Friday, December 6, 2019

Scotland’s Pursuit of Independence Inspires Non-Russians to Think about Doing the Same


Paul Goble

            Staunton, December 3 – Few broad popular movements emerge and succeed in isolation. Instead, they are inspired by and copy others especially if the latter have succeeded or appear likely to. That was true of the decolonization movement in the 1950s and 1960s, and it was true of the national movements in the former Soviet Union as well.

            The same thing is happening among some non-Russian republics and even some Russian regions now. Over the past five years, many of them have focused on and been inspired by the Catalan independence movement, openly speculating over whether Catalonia is opening a new parade of moves toward independence where few had thought it possible.

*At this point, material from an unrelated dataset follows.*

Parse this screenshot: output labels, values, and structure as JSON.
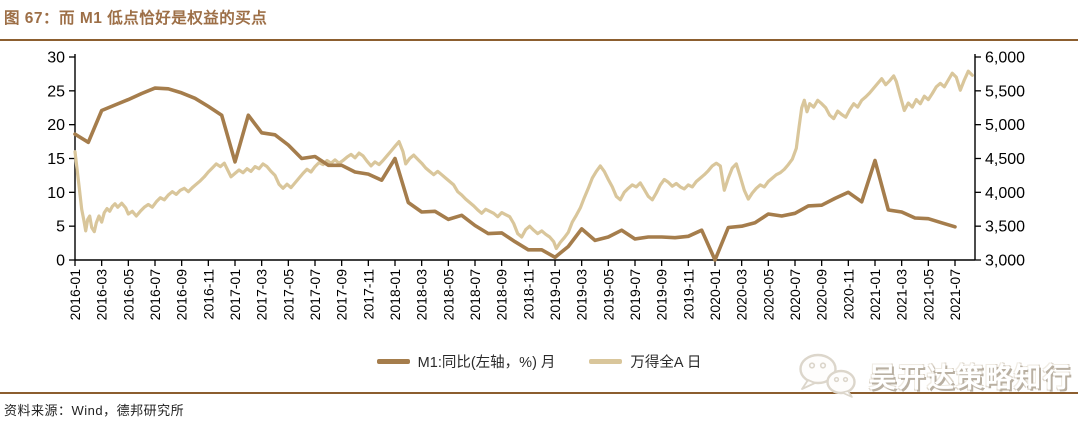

                Now, non-Russian nationalists and Russian regionalists have another possible role model, Scotland’s moves toward independence, an especially ironic development given that Scotland’s independence movement has taken off in part because of Brexit, Britain’s moves to leave the EU and something the Kremlin has actively supported.

            In a 1500-word commentary for Radio Liberty’s IdelReal portal, Kamil Galeyev, a Kazan Tatar historian who is studying at Scotland’s St. Andrews University describes the history of Scots nationalism and especially of the way in which it has been energized by the 2016 referendum on Brexit (idelreal.org/a/30279971.html).

            Few in Scotland or elsewhere expected the British voters to approve that referendum. Voters in Scotland didn’t, and Scots leaders said that they wanted it to remain in the EU even if English, Wales and Northern Ireland left. Ever more Scots, Galeyev says, feel that London is ignoring them and are being radicalized as discussions about Britain and the EU condition.

“Many of those who earlier were prepared to be satisfied with autonomy and now insisting on independence,” he writes. The British government has not responded harshly but instead has declared that “it is ready to give Scotland as much sovereignty as it wants,” a phrase that recalls Boris Yeltsin’s offer to the non-Russians in the RSFSR in 1990 and 1991.

Galeyev suggests that this approach may work to limit the rise of Scots nationalism far more effectively than the harsh steps that the Spanish government has taken with respect to Catalonia.  Indeed, he concludes, European governments – and he could include Russia’s in this --- often try to hold on to everything and as a result “lose everything” in the end.